Chief Inspector Plunkett was standing to one side of the chapel, his hands on his hips, apparently contemplating his handiwork with satisfaction. He was at the entrance to a tiny side-chapel, hardly more than a box, with a William
Morrisy stained-glass window. The plate from the altar of this chapel had been hurled to the floor, and the altar cloth dragged after it. A heavy candlestick was still rolling in a sea-sick manner down the side-aisle, and as they watched he reached for a statue of St Botolph, in a small niche.

‘Idolatry!' barked the Inspector, to the heavy oak rafters. ‘Confounded, damnable idolatry!' And he hurled the statue to the ground.

Then, doing a sharp, right-angled turn, he strode in his military way towards the high altar.

‘We must stop him,' whispered Ernest Clayton urgently to the Bishop. But they made no move, whether from understandable doubts of their own capacity to hold the madman, or from a desire to see him struck by celestial lightning for his sacrilege perhaps neither of them quite knew. Reaching the altar, and uttering meaningless little grunts of hatred and contempt, Plunkett seized the massive silver pieces one by one and, casting them down with a certain sense of theatre, sent them crashing and hopping down the altar steps and across the chapel floor. He seized the Sanctus lamp, but was prevented by its chains from hurling it to the floor. Instead a superb brass crucifix fell victim to his Cromwellian zeal. The pieces rang out richly and impressively, and the Inspector sent them on their way with more incomprehensible cries, this time of triumph, presumably over popery.

Finally, hearing sounds from the other end of the corridor which they thought might be Father Anselm, the Bishop and Ernest Clayton decided they could remain quiescent no longer. They advanced purposefully across the chapel just as Plunkett seized the last of the pieces on the altar, a heavy candlestick, and began sending both it and the altar cloth skidding across the chapel floor.

But, progressing up the wide central aisle, the Bishop and Clayton found themselves confronting not just the heavy candlestick, which rolled towards them like distant thunder, but also a lesser object, which skimmed out of
the altar cloth and across the floor at them.
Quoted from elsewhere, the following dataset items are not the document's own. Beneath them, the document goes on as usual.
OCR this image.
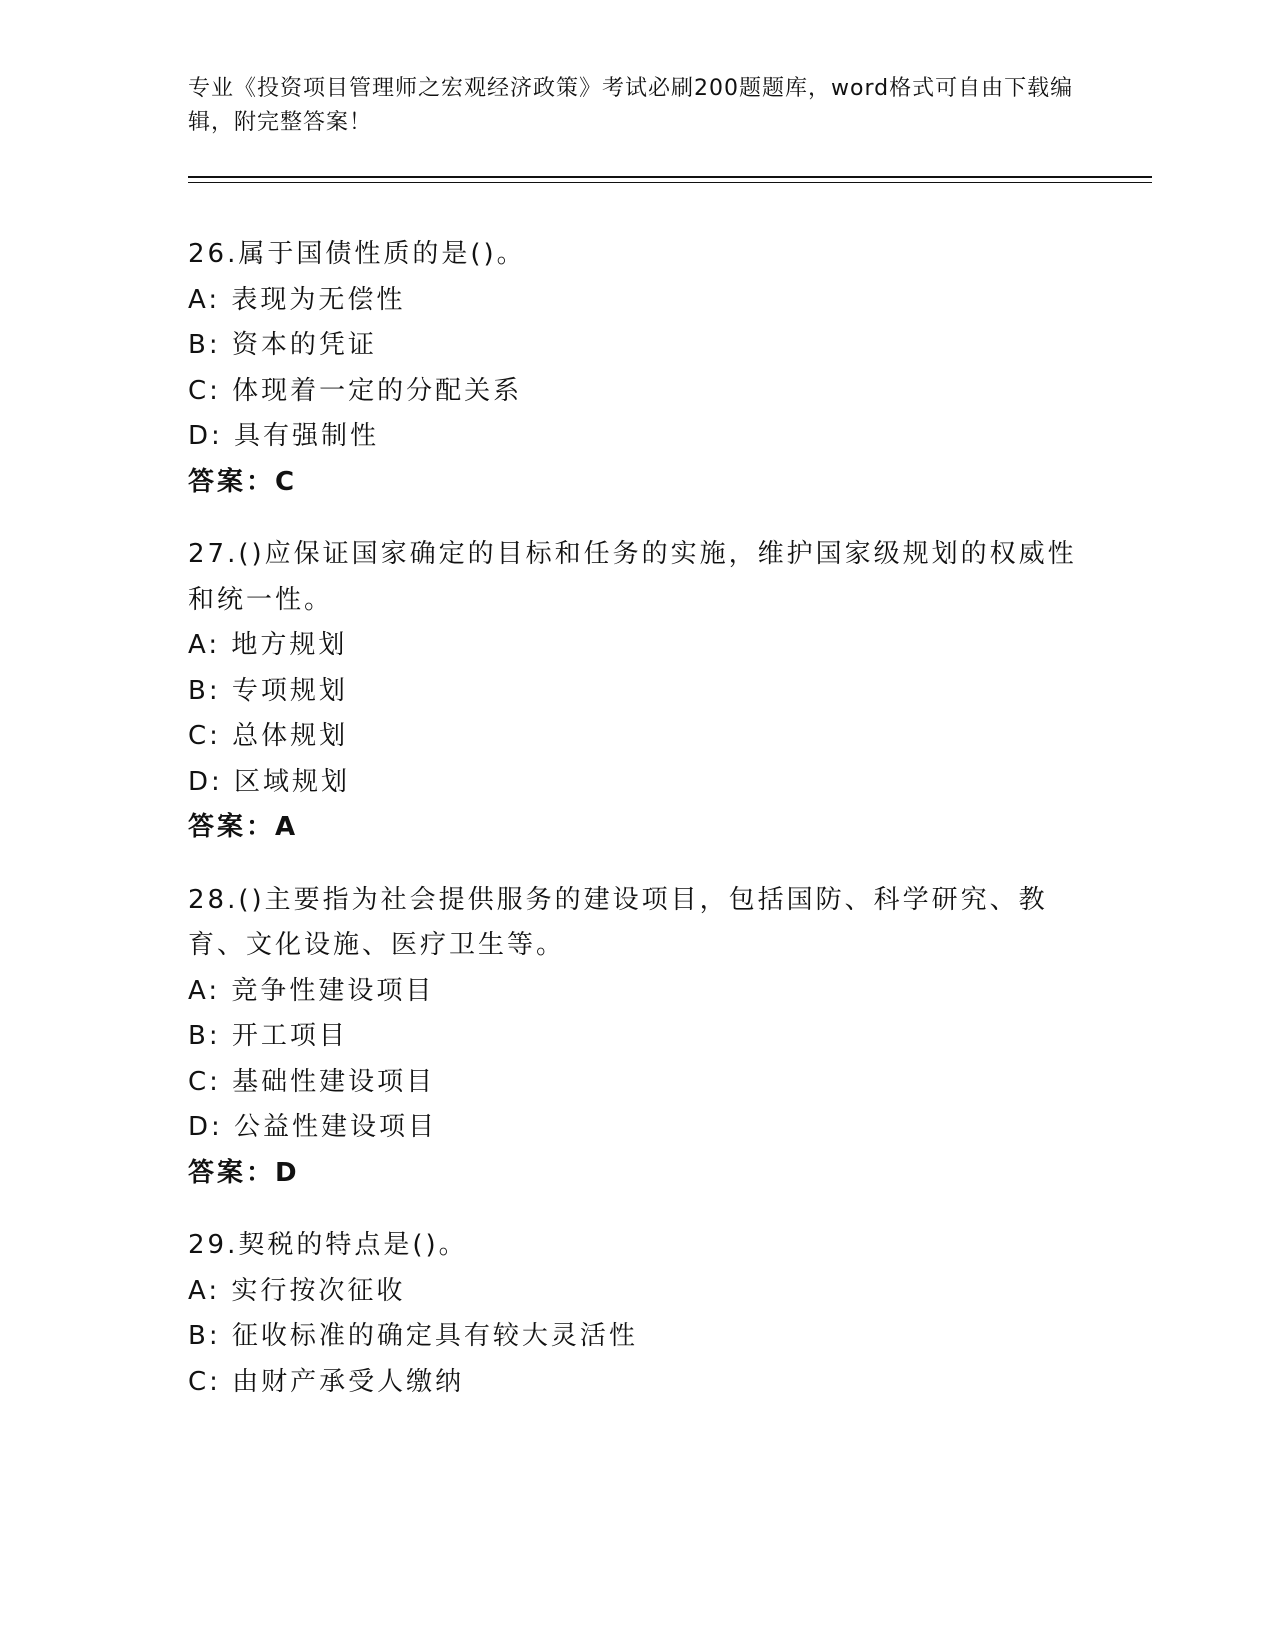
专业《投资项目管理师之宏观经济政策》考试必刷200题题库，word格式可自由下载编辑，附完整答案！
26.属于国债性质的是()。
A: 表现为无偿性
B: 资本的凭证
C: 体现着一定的分配关系
D: 具有强制性
答案：C
27.()应保证国家确定的目标和任务的实施，维护国家级规划的权威性和统一性。
A: 地方规划
B: 专项规划
C: 总体规划
D: 区域规划
答案：A
28.()主要指为社会提供服务的建设项目，包括国防、科学研究、教育、文化设施、医疗卫生等。
A: 竞争性建设项目
B: 开工项目
C: 基础性建设项目
D: 公益性建设项目
答案：D
29.契税的特点是()。
A: 实行按次征收
B: 征收标准的确定具有较大灵活性
C: 由财产承受人缴纳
It scraped the candlestick with a metallic shriek, and finally landed up not far from the door, in which now stood framed the figure of the head of the Community of St Botolph's. The three clerics stood looking at the object.

It was a long, sturdy, deadly-looking knife, and its blade was brown with blood.

It looked as if Inspector Plunkett had found a clue at last.

CHAPTER XI
NEW BROOM

T
HE DOWNFALL OF
Plunkett was done cleanly and speedily — it resembled the whirlwind denouement of farce rather than the long-drawn-out catastrophe of tragedy. At a glance from Ernest Clayton the Bishop had scooted out of the chapel, leaving Clayton to guard the knife from the attentions of both Father Anselm and Inspector Plunkett. Regaining the phone he gave a hurried, urgent account of Plunkett's desecration of the chapel, and Sir Henry Abbotsford emitted a howl of anguish. Within twenty minutes Chief Inspector Plunkett was walking towards the gates of the Community, flanked on either side by a policeman of inferior rank: to all appearances he was simply going about his ordinary business, but it was noticeable how close his two supporters kept to him. Within half an hour his former deputy was in charge of the investigations, and had taken over Father Anselm's study.